Governo Lula pode deixar ação ao STF sobre veto a PL da Dosimetria para aliados
Avaliação jurídica indica inconstitucionalidade na proposta, que pode ser contestada por partido aliado ou congressista.

A cúpula do governo federal analisa que, caso o Congresso decida derrubar o veto do presidente Lula (PT) ao projeto que reduz as penas de Jair Bolsonaro (PL) e de outros condenados na trama golpista, a questão deverá ser levada ao STF (Supremo Tribunal Federal).
Segundo a área jurídica do Planalto, a proposta é considerada inconstitucional. Contudo, a ação para barrar o projeto, caso o veto seja rejeitado, não precisaria ser iniciada pelo Executivo.
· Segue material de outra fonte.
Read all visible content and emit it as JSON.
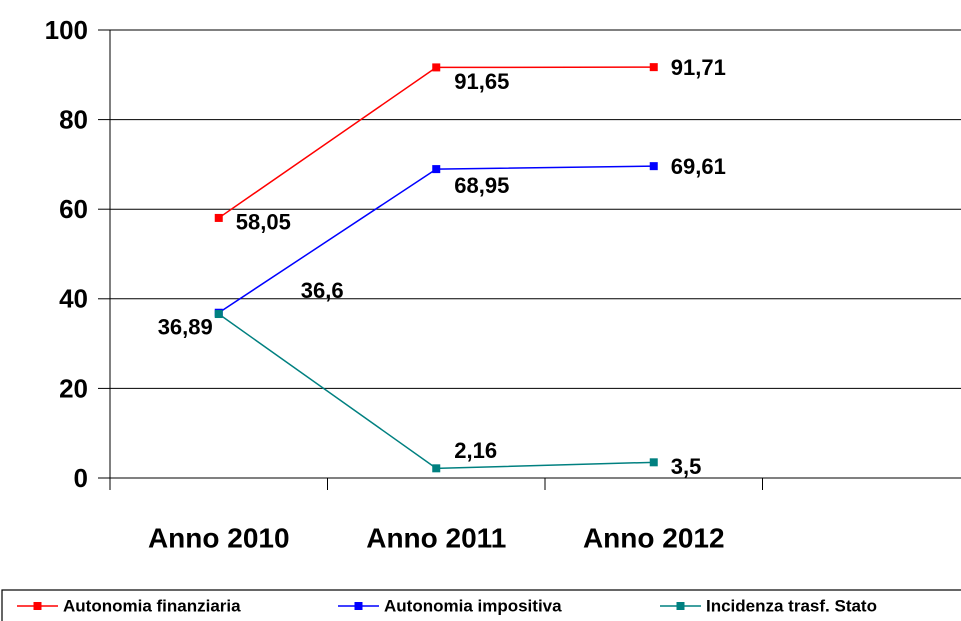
{
  "chart_data": {
    "type": "line",
    "categories": [
      "Anno 2010",
      "Anno 2011",
      "Anno 2012",
      null
    ],
    "series": [
      {
        "name": "Autonomia finanziaria",
        "color": "#ff0000",
        "values": [
          58.05,
          91.65,
          91.71,
          null
        ],
        "value_labels": [
          "58,05",
          "91,65",
          "91,71",
          null
        ]
      },
      {
        "name": "Autonomia impositiva",
        "color": "#0000ff",
        "values": [
          36.89,
          68.95,
          69.61,
          null
        ],
        "value_labels": [
          "36,89",
          "68,95",
          "69,61",
          null
        ]
      },
      {
        "name": "Incidenza trasf. Stato",
        "color": "#008080",
        "values": [
          36.6,
          2.16,
          3.5,
          null
        ],
        "value_labels": [
          "36,6",
          "2,16",
          "3,5",
          null
        ]
      }
    ],
    "ylim": [
      0,
      100
    ],
    "yticks": [
      0,
      20,
      40,
      60,
      80,
      100
    ],
    "grid": true
  }
}
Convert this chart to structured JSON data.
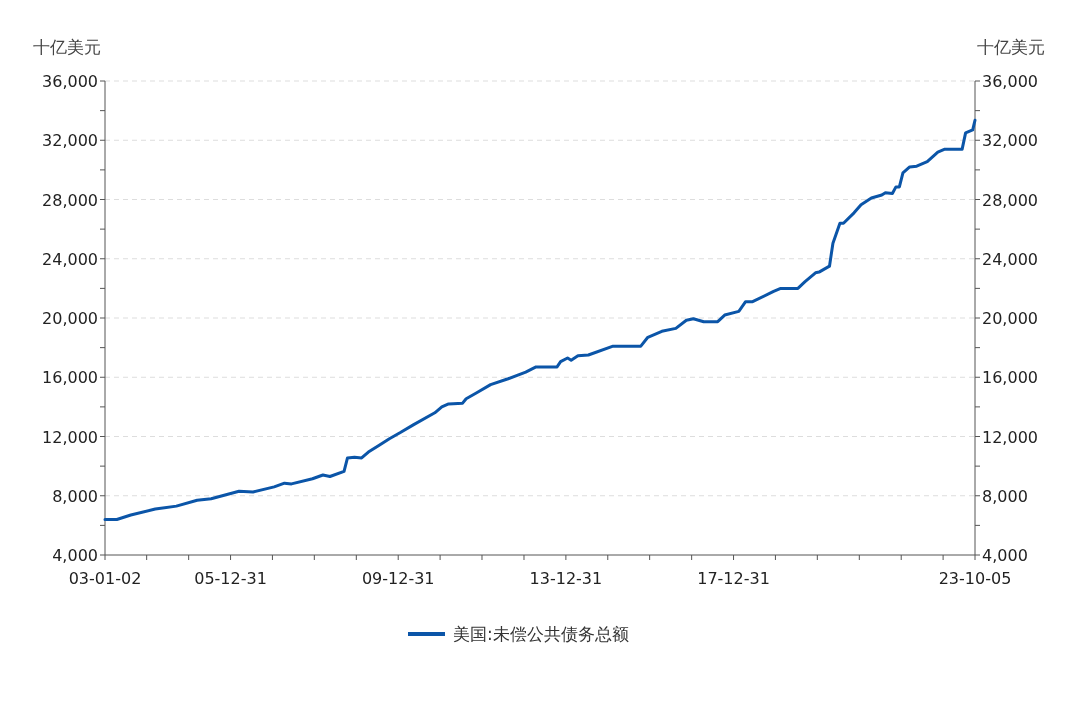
{
  "chart_data": {
    "type": "line",
    "ylabel": "十亿美元",
    "y2label": "十亿美元",
    "x": [
      "2003-01-02",
      "2003-04",
      "2003-08",
      "2004-03",
      "2004-09",
      "2005-03",
      "2005-07",
      "2006-03",
      "2006-07",
      "2007-01",
      "2007-04",
      "2007-06",
      "2007-12",
      "2008-03",
      "2008-05",
      "2008-09",
      "2008-10",
      "2008-12",
      "2009-02",
      "2009-04",
      "2009-07",
      "2009-10",
      "2010-01",
      "2010-05",
      "2010-11",
      "2011-01",
      "2011-03",
      "2011-07",
      "2011-08",
      "2011-11",
      "2012-03",
      "2012-08",
      "2013-01",
      "2013-04",
      "2013-10",
      "2013-11",
      "2014-01",
      "2014-02",
      "2014-04",
      "2014-07",
      "2015-02",
      "2015-10",
      "2015-12",
      "2016-04",
      "2016-08",
      "2016-11",
      "2017-01",
      "2017-04",
      "2017-08",
      "2017-10",
      "2018-02",
      "2018-04",
      "2018-06",
      "2018-12",
      "2019-02",
      "2019-07",
      "2019-09",
      "2019-12",
      "2020-01",
      "2020-04",
      "2020-05",
      "2020-07",
      "2020-08",
      "2020-11",
      "2021-01",
      "2021-04",
      "2021-07",
      "2021-08",
      "2021-10",
      "2021-11",
      "2021-12",
      "2022-01",
      "2022-03",
      "2022-05",
      "2022-08",
      "2022-11",
      "2023-01",
      "2023-06",
      "2023-07",
      "2023-09",
      "2023-10-05"
    ],
    "series": [
      {
        "name": "美国:未偿公共债务总额",
        "color": "#0b55a8",
        "values": [
          6400,
          6400,
          6700,
          7100,
          7300,
          7700,
          7800,
          8300,
          8250,
          8600,
          8850,
          8800,
          9150,
          9400,
          9300,
          9650,
          10550,
          10600,
          10550,
          10950,
          11400,
          11850,
          12250,
          12800,
          13600,
          14000,
          14200,
          14250,
          14550,
          14950,
          15500,
          15900,
          16350,
          16700,
          16700,
          17050,
          17300,
          17150,
          17450,
          17500,
          18100,
          18100,
          18700,
          19100,
          19300,
          19850,
          19950,
          19750,
          19750,
          20200,
          20450,
          21100,
          21100,
          21800,
          22000,
          22000,
          22450,
          23050,
          23100,
          23500,
          25050,
          26400,
          26400,
          27100,
          27650,
          28100,
          28300,
          28450,
          28400,
          28850,
          28850,
          29800,
          30200,
          30250,
          30550,
          31200,
          31400,
          31400,
          32500,
          32700,
          33350
        ]
      }
    ],
    "xlim": [
      "2003-01-02",
      "2023-10-05"
    ],
    "xticks": [
      {
        "value": "2003-01-02",
        "label": "03-01-02"
      },
      {
        "value": "2003-12-31",
        "label": null
      },
      {
        "value": "2004-12-31",
        "label": null
      },
      {
        "value": "2005-12-31",
        "label": "05-12-31"
      },
      {
        "value": "2006-12-31",
        "label": null
      },
      {
        "value": "2007-12-31",
        "label": null
      },
      {
        "value": "2008-12-31",
        "label": null
      },
      {
        "value": "2009-12-31",
        "label": "09-12-31"
      },
      {
        "value": "2010-12-31",
        "label": null
      },
      {
        "value": "2011-12-31",
        "label": null
      },
      {
        "value": "2012-12-31",
        "label": null
      },
      {
        "value": "2013-12-31",
        "label": "13-12-31"
      },
      {
        "value": "2014-12-31",
        "label": null
      },
      {
        "value": "2015-12-31",
        "label": null
      },
      {
        "value": "2016-12-31",
        "label": null
      },
      {
        "value": "2017-12-31",
        "label": "17-12-31"
      },
      {
        "value": "2018-12-31",
        "label": null
      },
      {
        "value": "2019-12-31",
        "label": null
      },
      {
        "value": "2020-12-31",
        "label": null
      },
      {
        "value": "2021-12-31",
        "label": null
      },
      {
        "value": "2022-12-31",
        "label": null
      },
      {
        "value": "2023-10-05",
        "label": "23-10-05"
      }
    ],
    "ylim": [
      4000,
      36000
    ],
    "yticks": [
      {
        "value": 4000,
        "label": "4,000"
      },
      {
        "value": 6000,
        "label": null
      },
      {
        "value": 8000,
        "label": "8,000"
      },
      {
        "value": 10000,
        "label": null
      },
      {
        "value": 12000,
        "label": "12,000"
      },
      {
        "value": 14000,
        "label": null
      },
      {
        "value": 16000,
        "label": "16,000"
      },
      {
        "value": 18000,
        "label": null
      },
      {
        "value": 20000,
        "label": "20,000"
      },
      {
        "value": 22000,
        "label": null
      },
      {
        "value": 24000,
        "label": "24,000"
      },
      {
        "value": 26000,
        "label": null
      },
      {
        "value": 28000,
        "label": "28,000"
      },
      {
        "value": 30000,
        "label": null
      },
      {
        "value": 32000,
        "label": "32,000"
      },
      {
        "value": 34000,
        "label": null
      },
      {
        "value": 36000,
        "label": "36,000"
      }
    ],
    "y2lim": [
      4000,
      36000
    ],
    "y2ticks": [
      {
        "value": 4000,
        "label": "4,000"
      },
      {
        "value": 6000,
        "label": null
      },
      {
        "value": 8000,
        "label": "8,000"
      },
      {
        "value": 10000,
        "label": null
      },
      {
        "value": 12000,
        "label": "12,000"
      },
      {
        "value": 14000,
        "label": null
      },
      {
        "value": 16000,
        "label": "16,000"
      },
      {
        "value": 18000,
        "label": null
      },
      {
        "value": 20000,
        "label": "20,000"
      },
      {
        "value": 22000,
        "label": null
      },
      {
        "value": 24000,
        "label": "24,000"
      },
      {
        "value": 26000,
        "label": null
      },
      {
        "value": 28000,
        "label": "28,000"
      },
      {
        "value": 30000,
        "label": null
      },
      {
        "value": 32000,
        "label": "32,000"
      },
      {
        "value": 34000,
        "label": null
      },
      {
        "value": 36000,
        "label": "36,000"
      }
    ],
    "grid": "y",
    "legend": "bottom",
    "marker": "none",
    "line_style": "solid"
  }
}
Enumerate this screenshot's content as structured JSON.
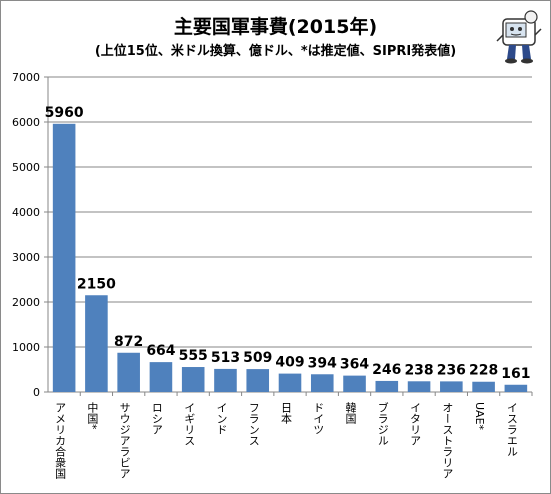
{
  "chart_data": {
    "type": "bar",
    "title": "主要国軍事費(2015年)",
    "subtitle": "(上位15位、米ドル換算、億ドル、*は推定値、SIPRI発表値)",
    "categories": [
      "アメリカ合衆国",
      "中国*",
      "サウジアラビア",
      "ロシア",
      "イギリス",
      "インド",
      "フランス",
      "日本",
      "ドイツ",
      "韓国",
      "ブラジル",
      "イタリア",
      "オーストラリア",
      "UAE*",
      "イスラエル"
    ],
    "values": [
      5960,
      2150,
      872,
      664,
      555,
      513,
      509,
      409,
      394,
      364,
      246,
      238,
      236,
      228,
      161
    ],
    "value_labels": [
      "5960",
      "2150",
      "872",
      "664",
      "555",
      "513",
      "509",
      "409",
      "394",
      "364",
      "246",
      "238",
      "236",
      "228",
      "161"
    ],
    "y_ticks": [
      "0",
      "1000",
      "2000",
      "3000",
      "4000",
      "5000",
      "6000",
      "7000"
    ],
    "ylim": [
      0,
      7000
    ],
    "grid": true,
    "legend": "none",
    "bar_color": "#4f81bd",
    "grid_color": "#878787"
  }
}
O cenário mais provável é que um partido ou um congressista aliado de Lula tome a iniciativa de acionar a corte.
Um deputado, em diálogo reservado, expressou à reportagem a intenção de propor uma ação ao STF caso o veto de Lula seja revertido.
Ministros do tribunal, conforme noticiado anteriormente, aceitaram uma proposta para amenizar as punições em vez de simplesmente perdoar os condenados. Para esses ministros, a redução das penas deve ser analisada caso a caso.
Bolsonaro foi condenado a 27 anos e 3 meses de prisão, junto com seus aliados que receberam penas menores, no processo relacionado aos ataques de 8 de Janeiro de 2023. A redução das penas foi aprovada meses depois, sob a expectativa de que Lula vetaria o projeto, o que foi confirmado pelo presidente.
Lula tem até segunda-feira (12) para vetar o texto, mas é esperado que ele o faça na quinta-feira (8), durante um ato em memória dos ataques às sedes dos Poderes.
No evento no Palácio do Planalto, Lula discursará e poderá descer a rampa para cumprimentar apoiadores que estarão do lado de fora. Os manifestantes poderão acompanhar a cerimônia em telões.
Setores do PT defendem a realização de novos atos para pressionar o Congresso a não derrubar o veto, mas até o momento, a prioridade é a manifestação em frente ao Planalto.
O Legislativo possui o direito de rejeitar vetos do Executivo, exigindo a aprovação de mais da metade dos deputados e senadores. Na Câmara, 291 deputados votaram a favor do PL da Dosimetria, 148 foram contrários, indicando uma provável rejeição do veto de Lula. No Senado, o apoio também é considerado suficiente para derrubar o veto.
Lula reconheceu a possibilidade de o Congresso derrubar seu veto, afirmando: "O Congresso tem o direito de fazer as coisas. Eu tenho o meu direito de vetar. Depois, eles têm o direito de derrubar o meu veto ou não. É assim que é o jogo".
Aliados do governo planejam uma disputa na opinião pública em torno da redução das penas, acreditando que a discussão pode beneficiar a popularidade de Lula. De acordo com o Datafolha, 54% do eleitorado considera justa a prisão de Bolsonaro.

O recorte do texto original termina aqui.